Wenn die Polizei anruft

Denn es gibt auch Notfälle, zu denen der Allgemeine Soziale Dienst ausrücken muss. Nämlich dann, wenn es um Kindeswohlgefährdung geht. Und diese Fälle, berichtet ver.di-Mitglied Stephanie Sippel, würden zunehmen. Wenn der Kindergarten sich meldet, weil ein Kind angibt, geschlagen worden zu sein oder gar die Polizei anruft und von häuslicher Gewalt im familiären Umfeld spricht, dann muss die 34-Jährige los. Mit einer Begleitung sucht sie die Familie auf und versucht zu retten, was noch zu retten ist.

"Präventive Arbeit ist nicht mehr möglich - das ist eine Negativentwicklung."

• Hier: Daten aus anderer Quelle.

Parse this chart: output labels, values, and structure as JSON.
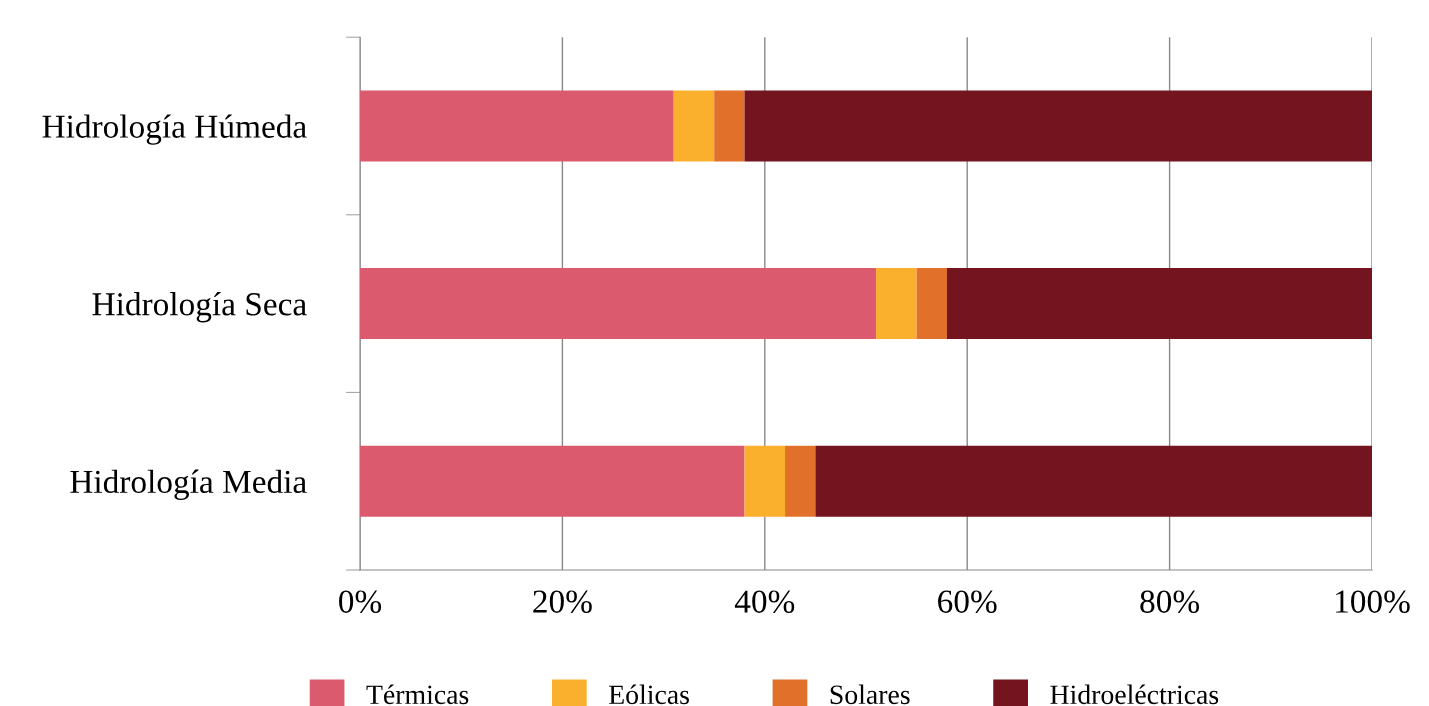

Die 20 Mitarbeiterinnen und Mitarbeiter in Mainz bearbeiten mittlerweile fast nur noch solche Krisenfälle. Pausen gebe es kaum mehr, nachbearbeiten oder besprechen sei auch nicht mehr möglich. "Präventive Arbeit ist nicht mehr möglich", klagt Stephanie Sippel. Es komme sogar so weit, dass Familien warten müssten, die sich nicht in einer Krise befänden und lediglich Beratung suchten. Die Sozialarbeiter müssen priorisieren - eine Art Triage bei Familien. Die Vielschichtigkeit ihrer Arbeit, die sie einst so gereizt habe, sei fast völlig verschwunden. Stattdessen häuft die 34-Jährige Überstunden an.

Sozialarbeit wird unattraktiver

Egal, welche Probleme auftreten: Die momentanen Krisen wie der Krieg in der Ukraine oder Corona führen zu mehr Stress und Problemen in den Familien - und damit zu mehr Arbeit für den Sozialen Dienst. Der Job in der Sozialarbeit - ohnehin nicht gerade üppig bezahlt - wird dadurch nicht unbedingt beliebter bei Berufseinsteigern - ein Teufelskreis. Zumal die erfahrenen Kolleginnen und Kollegen abwandern. Dabei benötigen laut Stephanie Sippel gerade Neueinsteiger in den Sozialarbeiter-Beruf Unterstützung.

Bewerbungsgepräche am Streiktag

Aber Hoffnung naht. In dieser Woche hat das Jugendamt in Mainz mehrere Bewerberinnen und Bewerber eingeladen, die das Team verstärken könnten. Stephanie Sippel ist zuversichtlich, dass sich die Arbeit in den Familien schon bald wieder auf mehr Schultern verteilt. Und dass der Job im Allgemeinen Sozialen Dienst in Mainz wieder das wird, was er für die Sozialarbeiterin lange war: abwechslungsreich und verantwortungsvoll.